Чтобы не так хотелось писать, она зажмуривается и стоит, скрестив ноги, надеясь, что случится чудо и «братва» уберется восвояси. Но шайка и не думает никуда сваливать. Наоборот, они достают пачку «Дымка», ловко прикуривают и, поминутно сплевывая, продолжают, видимо, давно начатую игру.
– Стурмбанфюрер, мне долозили, сто васы люди задерзали русскую «пианиску», – шепелявит Полупадла.
«Ну нет, – думает Антошка, – так дело не пойдет, надо срочно что-то придумать».
Первым делом она спускается в подпол, задирает подол, приседает и с огромным облегчением писает, следя, чтобы тугая горячая струя не попала на сапоги и подол халата. Она понимает, что, узнай мать про такое безобразие, ей несдобровать, но, с другой стороны, что ж человеку, умирать, что ли. Небось партизаны, когда от фашистов прятались, тоже не больно разбирались, где можно писать, а где нельзя.
Через несколько минут Антошка уже спокойнее поднимается наверх и с радостью видит, что дождь опять припустил и мальчишки, побросав бычки, со всех ног бегут к бараку. На всякий случай она ждет минуты две-три, потом, прикрывая бидон полой телогрейки, ловко орудует левой рукой, вставляя замок, и (благо ключа уже не требуется) быстро защелкивает его.
Двор она пересекает в несколько гигантских прыжков. На одном из них она почти поскальзывается, но, чудом удержавшись на ногах, доносит до барака бидон с капустой в целости и сохранности.
Дождь совсем разъярился. Пока бежала, Антошка вымокла и теперь похожа на несчастную мокрую курицу. Однако домой идти еще рано, сперва надо отмыть сапоги, облепленные жирной, напоминающей дерьмо, грязищей. То одну ногу, то другую она полощет под обильной струей водостока, а за всеми ее манипуляциями следят две соседки, собравшиеся было в магазин, но так и застрявшие на грязном, окруженном сплошной дождевой стеной, крыльце.
– Антонин, а чтой-то ты со старшими не здороваисся? – ехидно спрашивает одна.
– Здрасьте, теть Нюр, – хмуро отвечает та.
– Что ж ета, теть Нюре – здрасьте, а мне, значить, нету, – пристает другая.
– А тебе, значить, мордой не вышла, так, Антош, – ехидно-ласково шутит другая.
«Обе вы хороши», – думает Антошка, а на словах, извиняясь, гундосит:
– Ой, да что вы, теть Шур, я вас просто не заметила.
– Где уж там заметить, она ведь у нас целка-невидимка, – подзуживает тетя Нюра.
– Уж лучче быть целкой-невидимкою, чем честною давалкой, – парирует тетя Шура, а потом, вдруг резко меняя язвительный тон на задушевный, добавляет: – Да не слушай ты нас, Антонина, дур старых. Приняли маненечко с утреца, вот и глумимся над бедным ребенком.
А теть Нюра вторит:
– Не говори… уж такия мы озорницы! А ты чаво под дождем-то бегаешь. За капусткой, что ль, посылали? – И, не дослушав Антошкиного «угу», мечтательно продолжает: – Капустка с картошечкой – самое милое дело.
А тетя Шура вступает плавно, будто песню поет:
– Картошечки нажаришь, хлебушка черненького нарежешь, капустку постным маслицем сдобришь – и ка-ак это все навернешь!
А Нюра в свою очередь:
– А под водочку?
– Ох, не говори… А в войну, бывало, в углях ее испечешь…

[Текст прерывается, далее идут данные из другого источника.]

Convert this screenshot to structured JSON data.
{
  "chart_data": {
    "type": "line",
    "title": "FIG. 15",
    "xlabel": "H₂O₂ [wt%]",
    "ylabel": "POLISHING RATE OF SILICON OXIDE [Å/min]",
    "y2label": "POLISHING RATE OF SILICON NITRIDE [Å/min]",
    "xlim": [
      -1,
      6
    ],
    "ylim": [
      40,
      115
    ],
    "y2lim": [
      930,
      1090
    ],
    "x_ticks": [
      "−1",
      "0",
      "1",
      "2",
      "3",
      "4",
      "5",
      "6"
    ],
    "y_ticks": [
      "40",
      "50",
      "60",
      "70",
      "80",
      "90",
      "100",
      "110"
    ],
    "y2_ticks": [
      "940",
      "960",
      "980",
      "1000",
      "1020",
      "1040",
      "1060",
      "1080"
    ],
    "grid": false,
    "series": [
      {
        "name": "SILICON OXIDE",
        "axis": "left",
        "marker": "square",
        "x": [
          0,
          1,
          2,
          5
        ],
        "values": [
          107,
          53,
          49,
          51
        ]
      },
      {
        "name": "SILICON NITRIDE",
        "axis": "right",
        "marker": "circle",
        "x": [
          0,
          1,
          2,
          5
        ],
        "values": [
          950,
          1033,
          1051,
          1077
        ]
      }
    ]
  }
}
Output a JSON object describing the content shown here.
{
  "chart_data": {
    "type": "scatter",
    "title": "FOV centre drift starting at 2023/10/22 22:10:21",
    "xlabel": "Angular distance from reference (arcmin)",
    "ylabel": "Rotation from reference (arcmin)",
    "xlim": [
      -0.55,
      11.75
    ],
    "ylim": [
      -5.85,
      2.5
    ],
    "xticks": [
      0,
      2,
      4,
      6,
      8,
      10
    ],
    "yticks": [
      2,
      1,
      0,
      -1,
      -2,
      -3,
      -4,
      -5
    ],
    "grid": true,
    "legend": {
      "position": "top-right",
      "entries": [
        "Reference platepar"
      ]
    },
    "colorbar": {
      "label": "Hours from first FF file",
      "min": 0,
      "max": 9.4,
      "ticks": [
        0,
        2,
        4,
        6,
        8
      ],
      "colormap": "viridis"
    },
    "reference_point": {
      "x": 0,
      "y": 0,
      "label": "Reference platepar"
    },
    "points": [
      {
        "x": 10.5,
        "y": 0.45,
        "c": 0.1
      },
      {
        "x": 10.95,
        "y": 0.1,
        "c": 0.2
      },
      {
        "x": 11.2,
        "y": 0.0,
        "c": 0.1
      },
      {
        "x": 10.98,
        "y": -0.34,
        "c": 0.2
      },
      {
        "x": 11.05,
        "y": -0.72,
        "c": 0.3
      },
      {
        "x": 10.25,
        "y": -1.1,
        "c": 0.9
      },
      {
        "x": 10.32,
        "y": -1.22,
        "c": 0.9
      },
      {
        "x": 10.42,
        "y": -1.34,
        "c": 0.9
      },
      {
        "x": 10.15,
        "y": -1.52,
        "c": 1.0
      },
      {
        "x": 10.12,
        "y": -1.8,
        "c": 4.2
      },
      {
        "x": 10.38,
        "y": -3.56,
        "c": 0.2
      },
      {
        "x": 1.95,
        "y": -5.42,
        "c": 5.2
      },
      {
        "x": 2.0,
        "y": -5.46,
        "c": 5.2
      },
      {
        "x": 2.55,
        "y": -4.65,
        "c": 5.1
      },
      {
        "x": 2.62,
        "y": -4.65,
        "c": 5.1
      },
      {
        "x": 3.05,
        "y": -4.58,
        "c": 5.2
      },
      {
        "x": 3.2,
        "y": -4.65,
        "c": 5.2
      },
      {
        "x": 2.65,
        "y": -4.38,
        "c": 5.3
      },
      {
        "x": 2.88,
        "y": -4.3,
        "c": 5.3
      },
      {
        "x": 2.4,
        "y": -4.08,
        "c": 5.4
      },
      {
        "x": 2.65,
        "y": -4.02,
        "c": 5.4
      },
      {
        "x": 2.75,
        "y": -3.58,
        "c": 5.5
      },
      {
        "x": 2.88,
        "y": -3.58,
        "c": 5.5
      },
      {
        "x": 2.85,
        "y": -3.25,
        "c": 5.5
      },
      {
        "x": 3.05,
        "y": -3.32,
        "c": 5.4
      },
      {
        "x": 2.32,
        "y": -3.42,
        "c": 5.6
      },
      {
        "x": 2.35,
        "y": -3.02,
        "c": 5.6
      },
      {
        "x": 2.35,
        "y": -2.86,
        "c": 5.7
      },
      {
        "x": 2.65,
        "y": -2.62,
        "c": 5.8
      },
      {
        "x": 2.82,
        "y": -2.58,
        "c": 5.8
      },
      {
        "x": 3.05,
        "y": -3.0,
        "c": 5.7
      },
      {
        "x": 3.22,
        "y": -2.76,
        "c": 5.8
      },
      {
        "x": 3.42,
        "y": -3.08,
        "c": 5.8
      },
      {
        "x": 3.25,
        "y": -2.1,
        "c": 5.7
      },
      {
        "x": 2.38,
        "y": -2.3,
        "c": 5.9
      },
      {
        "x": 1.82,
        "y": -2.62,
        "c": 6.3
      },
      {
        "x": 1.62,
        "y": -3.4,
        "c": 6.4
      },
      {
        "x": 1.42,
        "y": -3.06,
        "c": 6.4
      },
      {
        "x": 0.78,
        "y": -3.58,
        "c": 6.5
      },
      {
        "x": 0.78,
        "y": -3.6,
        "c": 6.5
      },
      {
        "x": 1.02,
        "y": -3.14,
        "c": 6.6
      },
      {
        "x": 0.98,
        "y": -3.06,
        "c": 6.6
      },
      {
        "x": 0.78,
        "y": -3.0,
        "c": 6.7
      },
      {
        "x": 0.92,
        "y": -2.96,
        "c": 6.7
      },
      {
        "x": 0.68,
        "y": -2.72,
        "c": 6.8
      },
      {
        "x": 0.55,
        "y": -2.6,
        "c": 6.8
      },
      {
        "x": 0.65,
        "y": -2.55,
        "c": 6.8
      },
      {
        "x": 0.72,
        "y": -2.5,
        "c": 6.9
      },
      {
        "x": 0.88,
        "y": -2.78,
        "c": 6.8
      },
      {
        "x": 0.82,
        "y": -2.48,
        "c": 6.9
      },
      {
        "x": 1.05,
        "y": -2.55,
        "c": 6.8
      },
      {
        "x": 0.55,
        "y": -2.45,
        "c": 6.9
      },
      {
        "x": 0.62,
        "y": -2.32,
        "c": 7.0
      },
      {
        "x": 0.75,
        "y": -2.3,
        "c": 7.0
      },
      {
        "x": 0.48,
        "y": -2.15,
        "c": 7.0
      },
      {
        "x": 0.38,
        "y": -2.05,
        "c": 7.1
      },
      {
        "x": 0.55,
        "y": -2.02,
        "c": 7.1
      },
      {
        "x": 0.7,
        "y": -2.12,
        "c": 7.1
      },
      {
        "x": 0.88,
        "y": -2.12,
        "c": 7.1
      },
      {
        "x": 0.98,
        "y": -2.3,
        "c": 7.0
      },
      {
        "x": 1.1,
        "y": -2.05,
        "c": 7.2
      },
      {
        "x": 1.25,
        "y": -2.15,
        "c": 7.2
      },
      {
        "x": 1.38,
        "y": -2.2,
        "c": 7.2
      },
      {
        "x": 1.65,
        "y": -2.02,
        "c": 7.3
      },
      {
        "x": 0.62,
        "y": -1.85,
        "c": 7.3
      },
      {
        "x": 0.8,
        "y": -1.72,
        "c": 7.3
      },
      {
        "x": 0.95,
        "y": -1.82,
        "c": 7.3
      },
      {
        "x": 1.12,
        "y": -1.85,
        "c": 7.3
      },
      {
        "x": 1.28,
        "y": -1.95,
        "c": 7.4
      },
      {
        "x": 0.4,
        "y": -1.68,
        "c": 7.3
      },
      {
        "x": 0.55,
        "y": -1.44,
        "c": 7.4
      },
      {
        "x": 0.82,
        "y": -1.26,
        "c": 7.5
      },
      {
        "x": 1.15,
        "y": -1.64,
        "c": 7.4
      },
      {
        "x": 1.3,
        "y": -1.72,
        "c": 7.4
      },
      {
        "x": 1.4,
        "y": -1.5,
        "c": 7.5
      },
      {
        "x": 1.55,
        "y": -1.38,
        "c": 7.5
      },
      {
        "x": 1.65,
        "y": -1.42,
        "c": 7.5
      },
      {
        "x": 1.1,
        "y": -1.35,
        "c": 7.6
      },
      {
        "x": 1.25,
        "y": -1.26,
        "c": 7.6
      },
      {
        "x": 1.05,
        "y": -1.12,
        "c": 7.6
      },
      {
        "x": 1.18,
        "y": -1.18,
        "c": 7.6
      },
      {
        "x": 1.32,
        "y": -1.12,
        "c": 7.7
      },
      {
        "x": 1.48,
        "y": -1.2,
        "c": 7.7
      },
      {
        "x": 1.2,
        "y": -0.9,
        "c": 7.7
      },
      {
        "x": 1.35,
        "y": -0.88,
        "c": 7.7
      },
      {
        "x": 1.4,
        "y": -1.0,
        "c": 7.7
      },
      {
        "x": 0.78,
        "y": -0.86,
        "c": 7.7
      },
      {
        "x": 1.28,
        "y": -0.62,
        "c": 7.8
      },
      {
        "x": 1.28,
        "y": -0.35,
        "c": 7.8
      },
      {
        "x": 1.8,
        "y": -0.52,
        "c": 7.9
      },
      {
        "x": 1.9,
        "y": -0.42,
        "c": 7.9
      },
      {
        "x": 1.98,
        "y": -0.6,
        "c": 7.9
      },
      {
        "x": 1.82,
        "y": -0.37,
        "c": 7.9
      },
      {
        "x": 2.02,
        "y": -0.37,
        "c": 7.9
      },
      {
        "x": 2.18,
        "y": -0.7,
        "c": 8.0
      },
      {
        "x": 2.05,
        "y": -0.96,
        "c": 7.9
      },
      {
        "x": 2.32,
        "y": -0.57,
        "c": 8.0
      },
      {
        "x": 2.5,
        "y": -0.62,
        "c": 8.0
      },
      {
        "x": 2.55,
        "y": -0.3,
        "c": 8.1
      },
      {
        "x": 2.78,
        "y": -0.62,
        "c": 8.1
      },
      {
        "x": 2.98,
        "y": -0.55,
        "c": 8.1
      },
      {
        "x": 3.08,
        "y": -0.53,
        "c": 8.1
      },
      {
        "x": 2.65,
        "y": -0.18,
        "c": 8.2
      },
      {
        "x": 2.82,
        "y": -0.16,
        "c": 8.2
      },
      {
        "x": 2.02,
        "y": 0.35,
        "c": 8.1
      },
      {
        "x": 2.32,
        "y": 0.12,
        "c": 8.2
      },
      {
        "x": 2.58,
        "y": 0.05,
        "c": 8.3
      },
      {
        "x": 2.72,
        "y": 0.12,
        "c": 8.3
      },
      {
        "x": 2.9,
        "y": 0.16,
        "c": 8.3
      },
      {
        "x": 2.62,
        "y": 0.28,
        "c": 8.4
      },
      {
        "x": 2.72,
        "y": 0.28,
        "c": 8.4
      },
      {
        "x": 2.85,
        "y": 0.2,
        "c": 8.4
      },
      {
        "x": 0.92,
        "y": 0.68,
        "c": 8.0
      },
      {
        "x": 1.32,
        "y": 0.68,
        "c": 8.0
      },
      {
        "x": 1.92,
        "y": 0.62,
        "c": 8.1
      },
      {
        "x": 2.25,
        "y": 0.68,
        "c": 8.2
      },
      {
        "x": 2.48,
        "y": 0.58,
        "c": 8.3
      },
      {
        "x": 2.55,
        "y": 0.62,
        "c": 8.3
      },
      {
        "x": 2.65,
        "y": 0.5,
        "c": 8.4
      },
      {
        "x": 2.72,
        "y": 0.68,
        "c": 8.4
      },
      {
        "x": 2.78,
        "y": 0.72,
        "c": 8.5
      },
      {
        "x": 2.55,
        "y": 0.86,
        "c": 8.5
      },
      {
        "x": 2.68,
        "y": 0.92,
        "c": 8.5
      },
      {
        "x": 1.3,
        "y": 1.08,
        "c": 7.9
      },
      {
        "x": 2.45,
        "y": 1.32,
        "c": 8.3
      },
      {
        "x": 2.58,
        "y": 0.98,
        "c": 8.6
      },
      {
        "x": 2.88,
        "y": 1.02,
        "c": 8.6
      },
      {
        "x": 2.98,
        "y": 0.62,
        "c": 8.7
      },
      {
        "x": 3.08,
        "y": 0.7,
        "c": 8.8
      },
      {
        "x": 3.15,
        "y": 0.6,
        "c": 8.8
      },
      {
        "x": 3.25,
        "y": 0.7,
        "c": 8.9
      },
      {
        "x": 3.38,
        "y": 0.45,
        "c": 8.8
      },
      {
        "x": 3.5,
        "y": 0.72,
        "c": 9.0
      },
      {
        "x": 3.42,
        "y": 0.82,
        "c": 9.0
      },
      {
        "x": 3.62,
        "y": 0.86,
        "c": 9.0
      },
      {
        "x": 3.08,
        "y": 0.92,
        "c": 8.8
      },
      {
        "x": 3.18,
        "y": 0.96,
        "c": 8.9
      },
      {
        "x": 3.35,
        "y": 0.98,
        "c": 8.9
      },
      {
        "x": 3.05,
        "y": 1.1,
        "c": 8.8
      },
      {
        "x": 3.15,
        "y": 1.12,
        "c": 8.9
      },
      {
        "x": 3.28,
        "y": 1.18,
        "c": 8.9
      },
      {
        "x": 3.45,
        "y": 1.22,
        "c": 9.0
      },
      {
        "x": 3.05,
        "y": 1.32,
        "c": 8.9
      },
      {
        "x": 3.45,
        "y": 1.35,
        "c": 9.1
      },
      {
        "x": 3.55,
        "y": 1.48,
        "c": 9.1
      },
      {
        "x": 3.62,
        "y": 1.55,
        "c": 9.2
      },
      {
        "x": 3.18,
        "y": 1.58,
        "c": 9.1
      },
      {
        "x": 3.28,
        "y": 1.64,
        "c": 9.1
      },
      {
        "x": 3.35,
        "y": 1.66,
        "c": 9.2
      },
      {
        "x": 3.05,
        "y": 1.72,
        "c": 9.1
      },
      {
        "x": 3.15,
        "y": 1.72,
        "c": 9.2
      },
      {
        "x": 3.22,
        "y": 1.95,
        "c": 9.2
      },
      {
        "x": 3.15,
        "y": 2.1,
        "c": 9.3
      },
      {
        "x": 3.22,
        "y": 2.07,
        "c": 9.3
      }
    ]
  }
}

Не дослушав, Антошка юркает в темные сени, бежит по еле-еле освещенному тусклой лампочкой коридору к своей, обитой, как и все прочие, драным «дерьмантином», но кажущейся особенной двери и, отворив ее, нарвавшись на материнское: «Явилась – не запылилась. Тебя за смертью посылать!» – слышит прущее изо всех щелей: «Оранжевое небо, оранжевое море, оранжевая зелень, оранжевый верблюд, оранжевые мамы оранжевым ребятам оранжевые песни оранжево поют!»
Добро всегда побеждает зло
Л. Раскину
1
Третьим и четвертым уроками у 7-го «А», как всегда, по средам была физкультура. Мускулистый, румяный, всего второй год как из армии, учитель физкультуры Сергей Викторович, по фамилии Бугаев, а по прозвищу Бугай, был сегодня не в духе. Еще бы! На прошлой неделе он заранее предупредил семиклассников, что заставит бежать кросс, от результатов которого будет зависеть оценка в первой четверти, и вот, как назло: мальчишки многие просто сбежали, а девицы чуть ли не все заявились со справками, что занятия физкультурой им сегодня по состоянию здоровья противопоказаны. Безобразие! В прошлом году были дети как дети, а в этом: мальчишки все, как один, курят, а девчонки новую моду взяли – чуть что бежать в медкабинет и отпрашиваться с уроков. И все бы ничего, если бы медсестра была человек нормальный! Ну, хоть смеху ради поинтересовалась бы: что да как. Куда там! Этой лишь бы сидеть в своей пропахшей лекарствами норе да почитывать книжки про подвиги советских разведчиков. А ему что делать прикажете? Середина октября, каникулы на носу, надо еще прыжки пройти, а он с бегом никак не разберется.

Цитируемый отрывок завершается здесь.